Sedang Karyati dan Supandi alami mual dan pusing selang 15 menit memakan umbi tersebut.

“Yang meninggal pak Tejo, sedang Karyati dan Supandi masih bisa tertolong,” jelasnya.

Sepintas kedua umbi ini nampak mirip. Jika tak terbiasa, maka akan sulit membedakan kedua umbi tersebut.

Umbi gadung biasanya lebih kecil dengan rambut (akar) yang lebih banyak. Sedang gembolo berukuran lebih besar dengan rambut lebih sedikit.

Perbedaan lainya terletak pada pohon kedua umbi ini. Pohon gadung batangnya lebih besar dengan duri-duri kecil.

Sedang umbi gembolo batangnya lebih kecil, seukuran batang lidi dengan duri yang lebih besar. Biasanya kedua tanaman ini tumbuh berdampingan.

Dari pemeriksaan awal yang dilakukan antara Polisi dan Puskesmas Gondang, tidak ditemukan unsur kekerasan.

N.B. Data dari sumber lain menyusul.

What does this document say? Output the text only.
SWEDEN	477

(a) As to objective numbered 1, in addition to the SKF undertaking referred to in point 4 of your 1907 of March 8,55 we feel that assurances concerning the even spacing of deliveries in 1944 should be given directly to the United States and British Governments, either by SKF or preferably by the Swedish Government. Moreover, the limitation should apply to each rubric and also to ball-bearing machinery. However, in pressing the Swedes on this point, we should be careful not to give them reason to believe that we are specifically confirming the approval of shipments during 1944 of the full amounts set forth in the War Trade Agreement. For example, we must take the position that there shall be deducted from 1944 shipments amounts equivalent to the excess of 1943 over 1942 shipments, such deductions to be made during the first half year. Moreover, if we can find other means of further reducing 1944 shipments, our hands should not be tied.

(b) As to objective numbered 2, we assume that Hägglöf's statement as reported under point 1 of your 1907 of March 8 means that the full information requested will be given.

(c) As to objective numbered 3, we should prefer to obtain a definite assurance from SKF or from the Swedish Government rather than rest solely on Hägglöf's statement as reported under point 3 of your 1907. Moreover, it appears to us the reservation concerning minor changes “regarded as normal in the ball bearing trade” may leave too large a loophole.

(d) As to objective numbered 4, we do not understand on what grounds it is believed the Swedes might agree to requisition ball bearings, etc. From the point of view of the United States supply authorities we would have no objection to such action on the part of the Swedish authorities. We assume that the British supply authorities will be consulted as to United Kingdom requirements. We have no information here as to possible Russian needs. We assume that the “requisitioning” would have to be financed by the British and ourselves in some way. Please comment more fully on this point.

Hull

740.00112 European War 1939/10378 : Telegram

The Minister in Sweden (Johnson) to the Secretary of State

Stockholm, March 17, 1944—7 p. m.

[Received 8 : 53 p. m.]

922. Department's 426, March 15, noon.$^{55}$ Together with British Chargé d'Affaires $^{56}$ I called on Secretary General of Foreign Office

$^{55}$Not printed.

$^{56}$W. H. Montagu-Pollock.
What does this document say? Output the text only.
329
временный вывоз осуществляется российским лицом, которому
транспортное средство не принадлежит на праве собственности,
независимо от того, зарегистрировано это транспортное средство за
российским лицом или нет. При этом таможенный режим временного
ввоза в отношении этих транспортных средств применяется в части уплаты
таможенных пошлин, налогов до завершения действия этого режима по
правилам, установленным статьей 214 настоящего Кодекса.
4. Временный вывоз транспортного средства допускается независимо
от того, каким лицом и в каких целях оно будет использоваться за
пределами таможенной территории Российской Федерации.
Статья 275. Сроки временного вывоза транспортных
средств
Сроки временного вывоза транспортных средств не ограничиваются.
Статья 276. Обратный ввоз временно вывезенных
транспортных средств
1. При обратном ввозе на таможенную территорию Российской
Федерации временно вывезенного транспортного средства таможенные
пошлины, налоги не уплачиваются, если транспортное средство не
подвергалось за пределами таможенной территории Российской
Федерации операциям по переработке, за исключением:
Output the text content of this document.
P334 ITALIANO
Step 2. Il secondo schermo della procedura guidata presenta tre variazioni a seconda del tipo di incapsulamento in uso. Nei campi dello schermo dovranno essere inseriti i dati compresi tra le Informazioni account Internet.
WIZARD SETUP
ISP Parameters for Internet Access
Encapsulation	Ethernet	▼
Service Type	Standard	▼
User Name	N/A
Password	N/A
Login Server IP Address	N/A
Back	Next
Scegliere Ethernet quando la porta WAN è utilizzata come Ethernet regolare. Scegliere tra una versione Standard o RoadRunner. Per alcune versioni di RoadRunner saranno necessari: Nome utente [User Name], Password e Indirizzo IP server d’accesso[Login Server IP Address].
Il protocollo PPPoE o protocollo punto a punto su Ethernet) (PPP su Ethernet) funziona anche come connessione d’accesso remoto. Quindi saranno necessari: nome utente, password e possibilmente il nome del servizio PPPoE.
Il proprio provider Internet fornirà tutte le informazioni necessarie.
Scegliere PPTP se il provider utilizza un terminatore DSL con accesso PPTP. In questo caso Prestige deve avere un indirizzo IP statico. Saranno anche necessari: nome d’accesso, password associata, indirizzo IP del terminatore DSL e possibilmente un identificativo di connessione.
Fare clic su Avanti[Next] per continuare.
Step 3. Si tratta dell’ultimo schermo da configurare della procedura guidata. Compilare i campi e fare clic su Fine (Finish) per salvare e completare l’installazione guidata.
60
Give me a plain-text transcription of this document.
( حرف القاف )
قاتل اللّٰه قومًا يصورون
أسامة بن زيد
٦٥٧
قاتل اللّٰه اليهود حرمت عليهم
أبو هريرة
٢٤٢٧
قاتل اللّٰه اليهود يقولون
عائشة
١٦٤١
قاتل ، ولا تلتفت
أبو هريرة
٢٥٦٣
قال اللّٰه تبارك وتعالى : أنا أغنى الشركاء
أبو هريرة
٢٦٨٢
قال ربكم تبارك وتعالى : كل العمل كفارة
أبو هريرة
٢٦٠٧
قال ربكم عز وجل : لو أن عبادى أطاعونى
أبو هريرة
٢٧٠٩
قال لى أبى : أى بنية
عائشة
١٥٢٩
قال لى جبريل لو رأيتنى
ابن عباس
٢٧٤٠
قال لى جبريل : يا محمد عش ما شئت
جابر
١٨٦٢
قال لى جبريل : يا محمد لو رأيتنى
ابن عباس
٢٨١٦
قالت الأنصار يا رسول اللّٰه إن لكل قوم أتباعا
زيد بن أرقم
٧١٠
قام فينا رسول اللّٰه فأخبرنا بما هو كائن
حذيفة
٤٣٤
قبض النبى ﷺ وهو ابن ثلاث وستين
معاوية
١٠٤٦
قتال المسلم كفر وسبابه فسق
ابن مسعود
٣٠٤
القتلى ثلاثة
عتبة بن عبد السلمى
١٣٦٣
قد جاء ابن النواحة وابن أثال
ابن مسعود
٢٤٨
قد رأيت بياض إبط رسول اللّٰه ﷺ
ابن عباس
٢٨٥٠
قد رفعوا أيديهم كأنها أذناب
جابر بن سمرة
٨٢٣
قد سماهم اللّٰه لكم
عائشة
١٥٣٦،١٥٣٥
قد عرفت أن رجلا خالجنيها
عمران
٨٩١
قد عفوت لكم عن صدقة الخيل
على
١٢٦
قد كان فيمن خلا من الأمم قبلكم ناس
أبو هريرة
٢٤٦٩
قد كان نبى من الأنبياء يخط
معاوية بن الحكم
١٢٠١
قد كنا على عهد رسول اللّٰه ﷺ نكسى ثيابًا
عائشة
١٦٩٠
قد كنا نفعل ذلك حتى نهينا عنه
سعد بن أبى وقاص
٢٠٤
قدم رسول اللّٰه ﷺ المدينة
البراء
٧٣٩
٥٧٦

Sementara itu menurut Karyati, dirinya sudah sering memakan umbi gembolo. Hampir tiap tahun mencari gembolo di pekarangan milik adiknya, Purwanto. Namun dirinya mengakui gembolo kali ini rasanya agak aneh.

“Kan dibelah dua, yang atas itu agak manis, tapi yang bawah rasanya pahit,” jelas Karyati.

Selang 15 menit memakan umbi yang pahit itu, dirinya merasakan pusing dan mual. Untungnya umbi yang dimakan bisa dimuntahkan. Umbi ini belum sempat dibagikan ke anak dan cucunya.

Pihak keluarga menganggap ini sebagai musibah. Jenazah Bejo langsung dikebumikan. (Noyo/JP).